Remembering Love: Gintama and The Art of Seriousness

Continuing where we left off, for the Remember Love project this week, I’ll once again, entail everyone about Gintama’s greatness. This time, we will talk about the other side of Gintama. The tears, drama and the intensity: the seriousness.

Indeed Gintama is great with their jokes, and it’s not too exaggerating to say that Gintama is one of the top with comedies. However, the way they present seriousness is second to none as well. It is quite easy to detect just when Gintama wants to get all serious. Usually, when a certain plot element is being heavily focused, and even dragged on for several episodes, then it’s time for some dramatic arcs.
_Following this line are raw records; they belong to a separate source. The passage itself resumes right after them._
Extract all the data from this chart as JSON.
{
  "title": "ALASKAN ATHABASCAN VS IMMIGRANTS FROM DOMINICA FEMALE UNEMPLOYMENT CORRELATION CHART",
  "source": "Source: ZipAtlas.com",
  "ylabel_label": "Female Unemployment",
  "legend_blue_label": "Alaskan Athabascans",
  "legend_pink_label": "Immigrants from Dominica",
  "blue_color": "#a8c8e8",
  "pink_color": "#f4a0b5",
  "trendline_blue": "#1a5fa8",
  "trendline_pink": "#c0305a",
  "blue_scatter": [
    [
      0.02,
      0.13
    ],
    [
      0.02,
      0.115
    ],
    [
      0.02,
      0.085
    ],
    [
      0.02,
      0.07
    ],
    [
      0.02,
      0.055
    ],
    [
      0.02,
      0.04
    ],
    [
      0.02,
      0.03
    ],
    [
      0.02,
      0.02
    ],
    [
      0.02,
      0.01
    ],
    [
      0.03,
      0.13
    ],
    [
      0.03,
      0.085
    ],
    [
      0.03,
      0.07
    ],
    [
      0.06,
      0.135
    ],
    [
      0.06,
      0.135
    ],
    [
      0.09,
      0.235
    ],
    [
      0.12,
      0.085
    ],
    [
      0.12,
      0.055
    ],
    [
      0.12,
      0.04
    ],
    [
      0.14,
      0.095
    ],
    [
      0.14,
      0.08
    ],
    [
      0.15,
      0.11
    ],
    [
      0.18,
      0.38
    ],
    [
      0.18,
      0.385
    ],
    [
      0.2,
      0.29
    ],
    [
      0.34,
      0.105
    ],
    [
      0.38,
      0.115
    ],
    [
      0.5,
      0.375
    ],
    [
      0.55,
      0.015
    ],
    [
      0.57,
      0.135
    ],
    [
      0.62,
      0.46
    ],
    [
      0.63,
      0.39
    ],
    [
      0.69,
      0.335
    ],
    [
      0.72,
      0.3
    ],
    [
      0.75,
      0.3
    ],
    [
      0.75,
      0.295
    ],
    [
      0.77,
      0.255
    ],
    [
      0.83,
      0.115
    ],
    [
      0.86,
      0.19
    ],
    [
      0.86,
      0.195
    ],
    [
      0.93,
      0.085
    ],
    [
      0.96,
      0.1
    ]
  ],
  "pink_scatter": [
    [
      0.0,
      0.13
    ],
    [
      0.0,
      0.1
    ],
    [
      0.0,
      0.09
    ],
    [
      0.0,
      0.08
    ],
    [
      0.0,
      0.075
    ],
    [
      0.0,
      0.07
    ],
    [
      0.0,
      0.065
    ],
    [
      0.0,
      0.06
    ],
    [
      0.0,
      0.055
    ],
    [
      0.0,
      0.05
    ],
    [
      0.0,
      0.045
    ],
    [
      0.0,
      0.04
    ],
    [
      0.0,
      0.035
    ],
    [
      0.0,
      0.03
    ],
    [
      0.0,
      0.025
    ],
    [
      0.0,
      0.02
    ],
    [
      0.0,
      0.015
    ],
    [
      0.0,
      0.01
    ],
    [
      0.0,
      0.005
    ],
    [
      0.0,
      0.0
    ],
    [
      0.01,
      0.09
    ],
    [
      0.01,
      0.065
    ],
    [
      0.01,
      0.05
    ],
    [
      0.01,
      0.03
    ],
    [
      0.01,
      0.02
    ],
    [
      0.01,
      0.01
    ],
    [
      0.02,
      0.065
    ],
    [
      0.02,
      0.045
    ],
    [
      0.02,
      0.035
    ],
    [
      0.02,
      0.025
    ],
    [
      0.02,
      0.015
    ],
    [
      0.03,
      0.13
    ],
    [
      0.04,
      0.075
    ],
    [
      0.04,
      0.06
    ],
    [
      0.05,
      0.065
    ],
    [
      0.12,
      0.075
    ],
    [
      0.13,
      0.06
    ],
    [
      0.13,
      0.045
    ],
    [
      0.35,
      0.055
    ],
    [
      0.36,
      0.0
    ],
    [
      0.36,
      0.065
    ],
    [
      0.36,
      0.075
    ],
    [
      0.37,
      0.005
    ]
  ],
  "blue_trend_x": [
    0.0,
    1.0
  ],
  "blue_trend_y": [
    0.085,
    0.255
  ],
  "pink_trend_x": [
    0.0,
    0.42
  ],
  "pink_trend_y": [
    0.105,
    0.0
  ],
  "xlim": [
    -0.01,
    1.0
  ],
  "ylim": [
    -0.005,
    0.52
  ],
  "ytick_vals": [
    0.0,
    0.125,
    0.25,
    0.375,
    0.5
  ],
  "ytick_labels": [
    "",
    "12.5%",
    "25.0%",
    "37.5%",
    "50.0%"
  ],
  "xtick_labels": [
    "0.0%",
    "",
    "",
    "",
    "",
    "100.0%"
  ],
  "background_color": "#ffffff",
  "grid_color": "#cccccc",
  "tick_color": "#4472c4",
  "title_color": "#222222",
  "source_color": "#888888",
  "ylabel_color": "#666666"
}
The said arcs are actually very crucial to Gintama. It gives us background information and development for several characters. Some of their backstories are subtly revealed, providing us with details of the relations of certain group of characters. Gintoki certainly has a lot of connections, as he and some of the minor characters have more in-depth relationships then I ever thought.

I’ll talk about the Benizakura arc a bit first as an example. This arc, is one of the very early serious arc of Gintama, and to this day, remains as one of the best arcs of Gintama ever. One of the random antagonist of past episodes, Nizou make a return, and incidentally, the so-called “random” antagonist is actually part of a bigger picture.

The arc introduces us the past of Gintoki, Katsura and Takasugi. The three followed the same path, fighting together as the Joui faction in the past. It allows us to further understand these three individuals more as characters. At some point, the three begun to have different points of view and their paths strays apart after the war. Katsura decided to continue on as terrorist but he will retake his country in a more peaceful manner. As for Takasugi, what he desires is the absolute ruin and destruction of the country, which he deemed as “rotten.” For Gintoki, he is pretty much exhausted with wars and decided to just stay aloof, running a freelance company.

These serious arcs are also where Gintama showcases their way of fight sequences in all their glory. Despite being a comedy, Gintama’s fight scenes are unexpectedly bloody and violent. What makes Gintama’s action scenes so much better then your “everyday shounen action” is that Gintama’s fights are more emotionally powerful. The attacks during the fight scenes pack a punch, literally. The blows are exchanged with such impact that we can almost feel the “weight” of the blows. The characters, especially Gintoki, always fights to the brink of exhaustion, with his clothes tattered, and body covered with blood. His desperate fighting allow us to sympathize him. It makes us think that he really wishes for his friends to be safe, despite his usual rowdy banters with them. One of the best fight scenes is definitely Gintoki VS Nizou in the Benizakura arc, and is obviously my top favorite fight of Gintama. His battles with Housen and Jirochou come close to second and third respectively.

Ultimately though, at the end of the day, Gintama is still a comedy anime through and through. The serious arcs are just elements to enhance their characters, when the serious arcs are over, Gintama always reverts back to what they do best, randomness. This is a very clever choice of storytelling; the small and subtle character backstories and developments allow us to be more invested in Gintama’s characters, while maintaining the insane randomness of the anime.